Fed : le débat s’aiguise sur la hausse des taux

Le rythme d’amélioration du marché du travail au deuxième trimestre a surpris l’institution
Yves-Marc Le Réour
Janet Yellen, présidente du Conseil des gouverneurs de la Réserve fédérale des États-Unis - Photo DR
Janet Yellen, présidente du Conseil des gouverneurs de la Réserve fédérale des États-Unis - Photo DR  - 

Contrairement à l’Europe confrontée au risque de déflation, ce sont les conséquences de l’amélioration de l’activité outre-Atlantique qui font désormais débat au sein du comité de politique monétaire (FOMC) de la Réserve fédérale, montrent les minutes de leur dernière réunion tenue fin juillet. Si l’institution s’est montrée surprise par le rythme d’amélioration du marché du travail au deuxième trimestre, elle entend prendre son temps pour relever le taux des fonds fédéraux (Fed funds), proche de zéro depuis fin 2008.

La plupart des gouverneurs ont jugé que «la probabilité d’une inflation restant durablement en dessous de l’objectif de 2% a diminué». Beaucoup d’entre eux se montrent néanmoins encore insatisfaits du niveau actuel du marché de l’emploi. Mais, nuance le rapport, «de nombreux membres ont constaté que si la convergence par rapport aux objectifs d’inflation et de plein emploi du comité devait avoir lieu plus rapidement que prévu, il conviendrait alors de rendre la politique monétaire moins accommodante dans un délai plus court qu’anticipé par le marché.» Selon l’enquête réalisée en juillet auprès des Primary Dealers, les opérateurs de marché continuent en moyenne de tabler sur un relèvement des Fed funds «dans le courant du troisième trimestre 2015».

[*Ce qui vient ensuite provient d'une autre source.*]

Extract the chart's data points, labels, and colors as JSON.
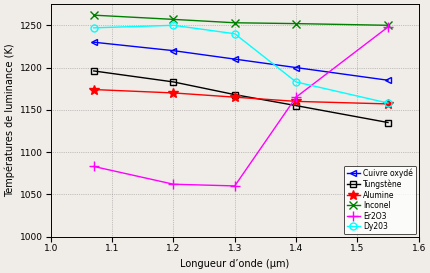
{
  "xlabel": "Longueur d’onde (μm)",
  "ylabel": "Températures de luminance (K)",
  "xlim": [
    1.0,
    1.6
  ],
  "ylim": [
    1000,
    1275
  ],
  "yticks": [
    1000,
    1050,
    1100,
    1150,
    1200,
    1250
  ],
  "xticks": [
    1.0,
    1.1,
    1.2,
    1.3,
    1.4,
    1.5,
    1.6
  ],
  "series": {
    "Cuivre oxydé": {
      "x": [
        1.07,
        1.2,
        1.3,
        1.4,
        1.55
      ],
      "y": [
        1230,
        1220,
        1210,
        1200,
        1185
      ],
      "color": "blue",
      "marker": "<",
      "markersize": 5,
      "markerfacecolor": "none",
      "linewidth": 1.0
    },
    "Tungstène": {
      "x": [
        1.07,
        1.2,
        1.3,
        1.4,
        1.55
      ],
      "y": [
        1196,
        1183,
        1168,
        1155,
        1135
      ],
      "color": "black",
      "marker": "s",
      "markersize": 4,
      "markerfacecolor": "none",
      "linewidth": 1.0
    },
    "Alumine": {
      "x": [
        1.07,
        1.2,
        1.3,
        1.4,
        1.55
      ],
      "y": [
        1174,
        1170,
        1165,
        1160,
        1157
      ],
      "color": "red",
      "marker": "*",
      "markersize": 7,
      "markerfacecolor": "red",
      "linewidth": 1.0
    },
    "Inconel": {
      "x": [
        1.07,
        1.2,
        1.3,
        1.4,
        1.55
      ],
      "y": [
        1262,
        1257,
        1253,
        1252,
        1250
      ],
      "color": "green",
      "marker": "x",
      "markersize": 6,
      "markerfacecolor": "green",
      "linewidth": 1.0
    },
    "Er2O3": {
      "x": [
        1.07,
        1.2,
        1.3,
        1.4,
        1.55
      ],
      "y": [
        1083,
        1062,
        1060,
        1165,
        1248
      ],
      "color": "magenta",
      "marker": "+",
      "markersize": 7,
      "markerfacecolor": "magenta",
      "linewidth": 1.0
    },
    "Dy203": {
      "x": [
        1.07,
        1.2,
        1.3,
        1.4,
        1.55
      ],
      "y": [
        1247,
        1250,
        1240,
        1183,
        1158
      ],
      "color": "cyan",
      "marker": "o",
      "markersize": 5,
      "markerfacecolor": "none",
      "linewidth": 1.0
    }
  },
  "background_color": "#f0ece8"
}
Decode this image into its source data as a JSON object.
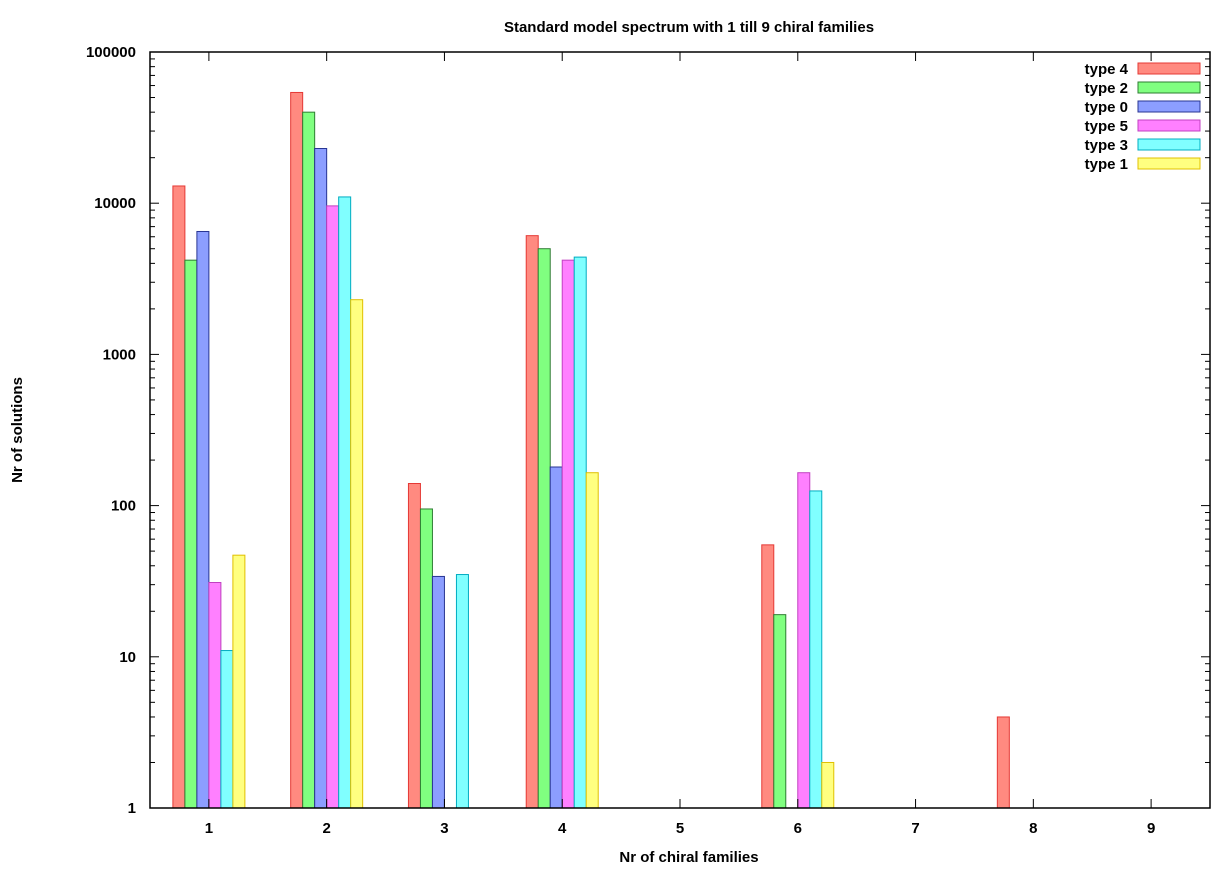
{
  "chart_data": {
    "type": "bar",
    "title": "Standard model spectrum with 1 till 9 chiral families",
    "xlabel": "Nr of chiral families",
    "ylabel": "Nr of solutions",
    "categories": [
      "1",
      "2",
      "3",
      "4",
      "5",
      "6",
      "7",
      "8",
      "9"
    ],
    "yscale": "log",
    "ylim": [
      1,
      100000
    ],
    "yticks": [
      1,
      10,
      100,
      1000,
      10000,
      100000
    ],
    "ytick_labels": [
      "1",
      "10",
      "100",
      "1000",
      "10000",
      "100000"
    ],
    "grid": false,
    "legend_position": "top-right",
    "series": [
      {
        "name": "type 4",
        "color": "#ff8a80",
        "stroke": "#e53935",
        "values": [
          13000,
          54000,
          140,
          6100,
          0,
          55,
          0,
          4,
          0
        ]
      },
      {
        "name": "type 2",
        "color": "#80ff80",
        "stroke": "#2e7d32",
        "values": [
          4200,
          40000,
          95,
          5000,
          0,
          19,
          0,
          0,
          0
        ]
      },
      {
        "name": "type 0",
        "color": "#8c9eff",
        "stroke": "#283593",
        "values": [
          6500,
          23000,
          34,
          180,
          0,
          0,
          0,
          0,
          0
        ]
      },
      {
        "name": "type 5",
        "color": "#ff80ff",
        "stroke": "#c040c0",
        "values": [
          31,
          9600,
          0,
          4200,
          0,
          165,
          0,
          0,
          0
        ]
      },
      {
        "name": "type 3",
        "color": "#80ffff",
        "stroke": "#00acc1",
        "values": [
          11,
          11000,
          35,
          4400,
          0,
          125,
          0,
          0,
          0
        ]
      },
      {
        "name": "type 1",
        "color": "#ffff80",
        "stroke": "#e0c000",
        "values": [
          47,
          2300,
          0,
          165,
          0,
          2,
          0,
          0,
          0
        ]
      }
    ]
  }
}
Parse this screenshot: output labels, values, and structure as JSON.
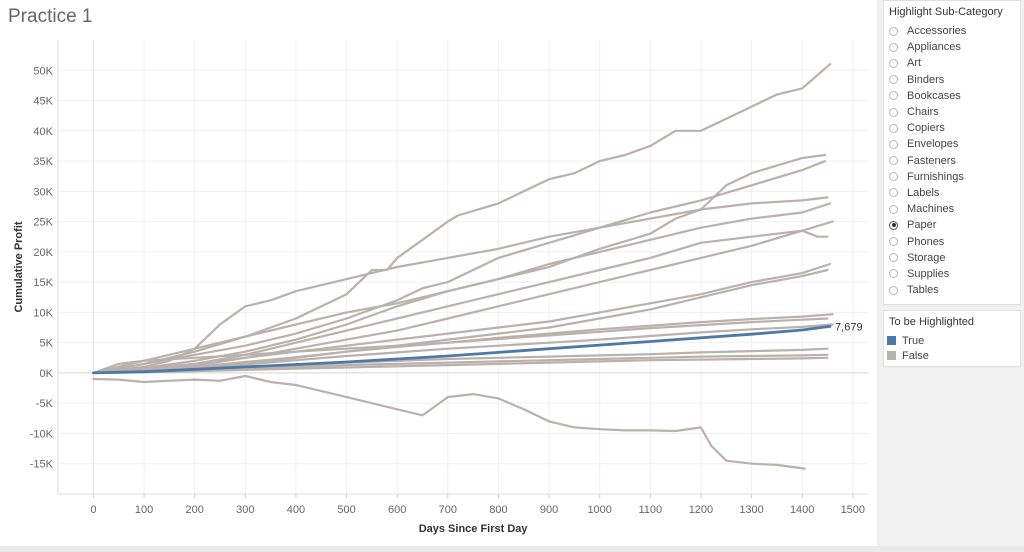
{
  "dashboard": {
    "title": "Practice 1"
  },
  "filter": {
    "title": "Highlight Sub-Category",
    "selected": "Paper",
    "options": [
      "Accessories",
      "Appliances",
      "Art",
      "Binders",
      "Bookcases",
      "Chairs",
      "Copiers",
      "Envelopes",
      "Fasteners",
      "Furnishings",
      "Labels",
      "Machines",
      "Paper",
      "Phones",
      "Storage",
      "Supplies",
      "Tables"
    ]
  },
  "legend": {
    "title": "To be Highlighted",
    "items": [
      {
        "label": "True",
        "color": "#4e79a7"
      },
      {
        "label": "False",
        "color": "#bab0ac"
      }
    ]
  },
  "chart_data": {
    "type": "line",
    "title": "",
    "xlabel": "Days Since First Day",
    "ylabel": "Cumulative Profit",
    "xlim": [
      -70,
      1530
    ],
    "ylim": [
      -20000,
      55000
    ],
    "x_ticks": [
      0,
      100,
      200,
      300,
      400,
      500,
      600,
      700,
      800,
      900,
      1000,
      1100,
      1200,
      1300,
      1400,
      1500
    ],
    "x_tick_labels": [
      "0",
      "100",
      "200",
      "300",
      "400",
      "500",
      "600",
      "700",
      "800",
      "900",
      "1000",
      "1100",
      "1200",
      "1300",
      "1400",
      "1500"
    ],
    "y_ticks": [
      -15000,
      -10000,
      -5000,
      0,
      5000,
      10000,
      15000,
      20000,
      25000,
      30000,
      35000,
      40000,
      45000,
      50000
    ],
    "y_tick_labels": [
      "-15K",
      "-10K",
      "-5K",
      "0K",
      "5K",
      "10K",
      "15K",
      "20K",
      "25K",
      "30K",
      "35K",
      "40K",
      "45K",
      "50K"
    ],
    "grid": true,
    "highlight_color": "#4e79a7",
    "other_color": "#bab0ac",
    "end_label": "7,679",
    "series": [
      {
        "highlighted": false,
        "x": [
          0,
          100,
          200,
          300,
          400,
          500,
          550,
          580,
          600,
          650,
          700,
          720,
          800,
          850,
          900,
          950,
          1000,
          1050,
          1100,
          1150,
          1200,
          1250,
          1300,
          1350,
          1400,
          1455
        ],
        "y": [
          0,
          1500,
          3500,
          6000,
          9000,
          13000,
          17000,
          17000,
          19000,
          22000,
          25000,
          26000,
          28000,
          30000,
          32000,
          33000,
          35000,
          36000,
          37500,
          40000,
          40000,
          42000,
          44000,
          46000,
          47000,
          51000
        ]
      },
      {
        "highlighted": false,
        "x": [
          0,
          100,
          200,
          300,
          350,
          400,
          500,
          600,
          700,
          800,
          900,
          950,
          1000,
          1100,
          1150,
          1200,
          1250,
          1300,
          1400,
          1445
        ],
        "y": [
          0,
          2000,
          4000,
          6000,
          7000,
          8000,
          10000,
          11500,
          13500,
          15500,
          17500,
          19000,
          20500,
          23000,
          25500,
          27000,
          31000,
          33000,
          35500,
          36000
        ]
      },
      {
        "highlighted": false,
        "x": [
          0,
          100,
          200,
          300,
          400,
          500,
          600,
          650,
          700,
          800,
          900,
          1000,
          1100,
          1200,
          1300,
          1400,
          1445
        ],
        "y": [
          0,
          1500,
          3000,
          4500,
          6500,
          9000,
          12000,
          14000,
          15000,
          19000,
          21500,
          24000,
          26500,
          28500,
          31000,
          33500,
          35000
        ]
      },
      {
        "highlighted": false,
        "x": [
          0,
          100,
          150,
          200,
          250,
          300,
          350,
          400,
          500,
          600,
          700,
          800,
          900,
          1000,
          1100,
          1200,
          1300,
          1400,
          1450
        ],
        "y": [
          0,
          1000,
          2000,
          4000,
          8000,
          11000,
          12000,
          13500,
          15500,
          17500,
          19000,
          20500,
          22500,
          24000,
          25500,
          27000,
          28000,
          28500,
          29000
        ]
      },
      {
        "highlighted": false,
        "x": [
          0,
          100,
          200,
          300,
          400,
          500,
          600,
          700,
          800,
          900,
          1000,
          1100,
          1200,
          1300,
          1400,
          1455
        ],
        "y": [
          0,
          800,
          2000,
          3500,
          5500,
          8000,
          11000,
          13500,
          15500,
          18000,
          20000,
          22000,
          24000,
          25500,
          26500,
          28000
        ]
      },
      {
        "highlighted": false,
        "x": [
          0,
          100,
          200,
          300,
          400,
          500,
          600,
          700,
          800,
          900,
          1000,
          1100,
          1200,
          1300,
          1400,
          1430,
          1450
        ],
        "y": [
          0,
          600,
          1500,
          3000,
          5000,
          7000,
          9000,
          11000,
          13000,
          15000,
          17000,
          19000,
          21500,
          22500,
          23500,
          22500,
          22500
        ]
      },
      {
        "highlighted": false,
        "x": [
          0,
          100,
          200,
          300,
          400,
          500,
          600,
          700,
          800,
          900,
          1000,
          1100,
          1200,
          1300,
          1400,
          1460
        ],
        "y": [
          0,
          700,
          1500,
          2500,
          4000,
          5500,
          7000,
          9000,
          11000,
          13000,
          15000,
          17000,
          19000,
          21000,
          23500,
          25000
        ]
      },
      {
        "highlighted": false,
        "x": [
          0,
          100,
          200,
          300,
          400,
          500,
          600,
          700,
          800,
          900,
          1000,
          1100,
          1200,
          1300,
          1400,
          1455
        ],
        "y": [
          0,
          400,
          1200,
          2500,
          3500,
          4500,
          5500,
          6500,
          7500,
          8500,
          10000,
          11500,
          13000,
          15000,
          16500,
          18000
        ]
      },
      {
        "highlighted": false,
        "x": [
          0,
          100,
          200,
          300,
          400,
          500,
          600,
          700,
          800,
          900,
          1000,
          1100,
          1200,
          1300,
          1400,
          1450
        ],
        "y": [
          0,
          300,
          800,
          1500,
          2500,
          3500,
          4500,
          5500,
          6500,
          7500,
          9000,
          10500,
          12500,
          14500,
          16000,
          17000
        ]
      },
      {
        "highlighted": false,
        "x": [
          0,
          100,
          200,
          300,
          400,
          500,
          600,
          700,
          800,
          900,
          1000,
          1100,
          1200,
          1300,
          1400,
          1460
        ],
        "y": [
          0,
          400,
          1000,
          1800,
          2600,
          3500,
          4300,
          5000,
          5800,
          6500,
          7200,
          7800,
          8400,
          8900,
          9300,
          9700
        ]
      },
      {
        "highlighted": false,
        "x": [
          0,
          100,
          200,
          300,
          400,
          500,
          600,
          700,
          800,
          900,
          1000,
          1100,
          1200,
          1300,
          1400,
          1460
        ],
        "y": [
          0,
          300,
          800,
          1400,
          2100,
          2800,
          3400,
          4000,
          4500,
          5000,
          5500,
          6100,
          6700,
          7200,
          7600,
          8000
        ]
      },
      {
        "highlighted": false,
        "x": [
          0,
          100,
          200,
          300,
          400,
          500,
          600,
          700,
          800,
          900,
          1000,
          1100,
          1200,
          1300,
          1400,
          1450
        ],
        "y": [
          0,
          200,
          500,
          900,
          1300,
          1700,
          2000,
          2300,
          2500,
          2700,
          2900,
          3100,
          3400,
          3600,
          3800,
          4000
        ]
      },
      {
        "highlighted": false,
        "x": [
          0,
          100,
          200,
          300,
          400,
          500,
          600,
          700,
          800,
          900,
          1000,
          1100,
          1200,
          1300,
          1400,
          1450
        ],
        "y": [
          0,
          150,
          400,
          700,
          1000,
          1300,
          1500,
          1700,
          1900,
          2100,
          2300,
          2500,
          2700,
          2800,
          2900,
          3000
        ]
      },
      {
        "highlighted": false,
        "x": [
          0,
          100,
          200,
          300,
          400,
          500,
          600,
          700,
          800,
          900,
          1000,
          1100,
          1200,
          1300,
          1400,
          1450
        ],
        "y": [
          0,
          100,
          300,
          500,
          700,
          900,
          1100,
          1300,
          1500,
          1700,
          1900,
          2100,
          2200,
          2300,
          2400,
          2500
        ]
      },
      {
        "highlighted": false,
        "x": [
          0,
          50,
          100,
          200,
          300,
          400,
          500,
          600,
          700,
          800,
          900,
          1000,
          1100,
          1200,
          1300,
          1400,
          1450
        ],
        "y": [
          0,
          1500,
          2000,
          2500,
          3000,
          3500,
          4000,
          4500,
          5000,
          5600,
          6200,
          6800,
          7400,
          7900,
          8400,
          8800,
          9000
        ]
      },
      {
        "highlighted": false,
        "x": [
          0,
          50,
          100,
          200,
          250,
          300,
          350,
          400,
          450,
          500,
          550,
          600,
          650,
          700,
          750,
          800,
          850,
          900,
          950,
          1000,
          1050,
          1100,
          1150,
          1200,
          1220,
          1250,
          1300,
          1350,
          1405
        ],
        "y": [
          -1000,
          -1100,
          -1500,
          -1100,
          -1300,
          -500,
          -1500,
          -2000,
          -3000,
          -4000,
          -5000,
          -6000,
          -7000,
          -4000,
          -3500,
          -4200,
          -6000,
          -8000,
          -9000,
          -9300,
          -9500,
          -9500,
          -9600,
          -9000,
          -12000,
          -14500,
          -15000,
          -15200,
          -15800
        ]
      },
      {
        "highlighted": true,
        "x": [
          0,
          100,
          200,
          300,
          400,
          500,
          600,
          700,
          800,
          900,
          1000,
          1100,
          1200,
          1300,
          1400,
          1455
        ],
        "y": [
          0,
          200,
          600,
          1000,
          1400,
          1800,
          2300,
          2800,
          3400,
          4000,
          4600,
          5200,
          5800,
          6400,
          7100,
          7679
        ]
      }
    ]
  }
}
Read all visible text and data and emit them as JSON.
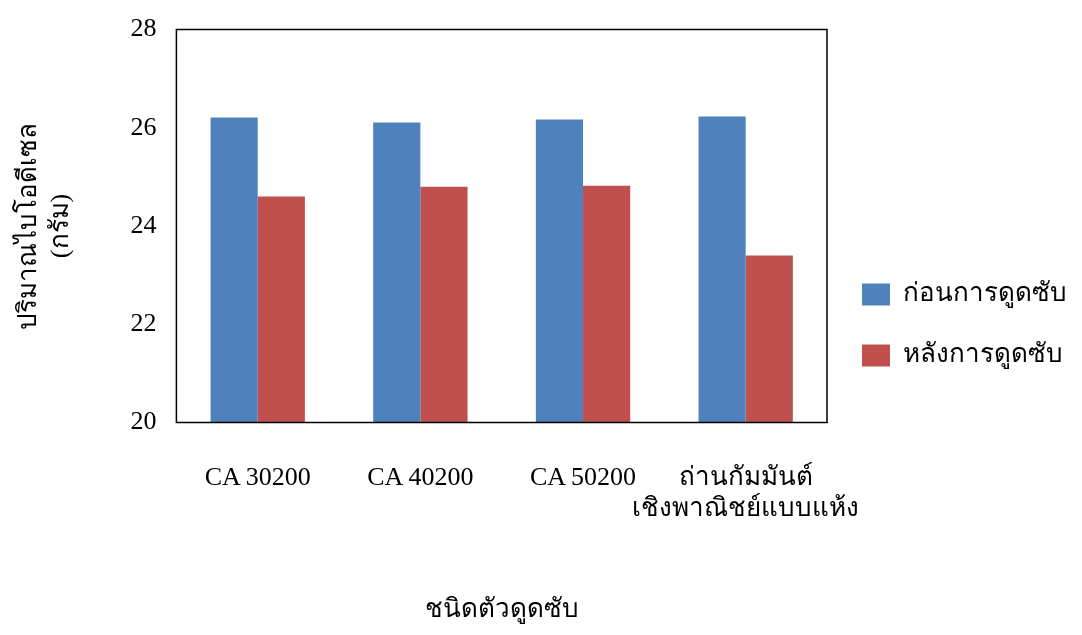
{
  "chart_data": {
    "type": "bar",
    "xlabel": "ชนิดตัวดูดซับ",
    "ylabel": "ปริมาณไบโอดีเซล\n(กรัม)",
    "categories": [
      "CA 30200",
      "CA 40200",
      "CA 50200",
      "ถ่านกัมมันต์\nเชิงพาณิชย์แบบแห้ง"
    ],
    "series": [
      {
        "name": "ก่อนการดูดซับ",
        "color": "#4f81bd",
        "values": [
          26.21,
          26.11,
          26.17,
          26.23
        ]
      },
      {
        "name": "หลังการดูดซับ",
        "color": "#c0504d",
        "values": [
          24.6,
          24.8,
          24.82,
          23.4
        ]
      }
    ],
    "ylim": [
      20,
      28
    ],
    "yticks": [
      20,
      22,
      24,
      26,
      28
    ],
    "grid": false,
    "legend": "right"
  }
}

Une voix discordante s’est élevée en la personne de Charles Plosser, président de la Fed de Philadelphie, partisan d’un biais plus restrictif de la politique monétaire. Contrairement aux neuf autres membres votants du FOMC, il a jugé que le fait de maintenir le taux des Fed funds à son niveau actuel pendant une longue période après la fin du programme de rachat d’actifs «pouvait entraîner un risque de volatilité au sein des marchés financiers, voire de l’économie, si le comité met en œuvre une stratégie moins accommodante plus rapidement qu’attendu par les marchés financiers».

Le FOMC a poursuivi la réduction de son programme de rachat de titres en juillet, à hauteur de 10 milliards de dollars pour le sixième mois d’affilée. La plupart des gouverneurs soutiennent l’idée de réduire le bilan de la Fed lorsque le taux directeur sera relevé, mais sans vendre les MBS (titres hypothécaires). Ils estiment également que le taux principal à utiliser lors du relèvement des Fed funds sera celui de la rémunération des réserves excédentaires (Iofer), le reverse repo (RRP) servant à fixer le taux plancher. Mais celui-ci «devra être abandonné lorsqu’il aura cessé de remplir sa fonction».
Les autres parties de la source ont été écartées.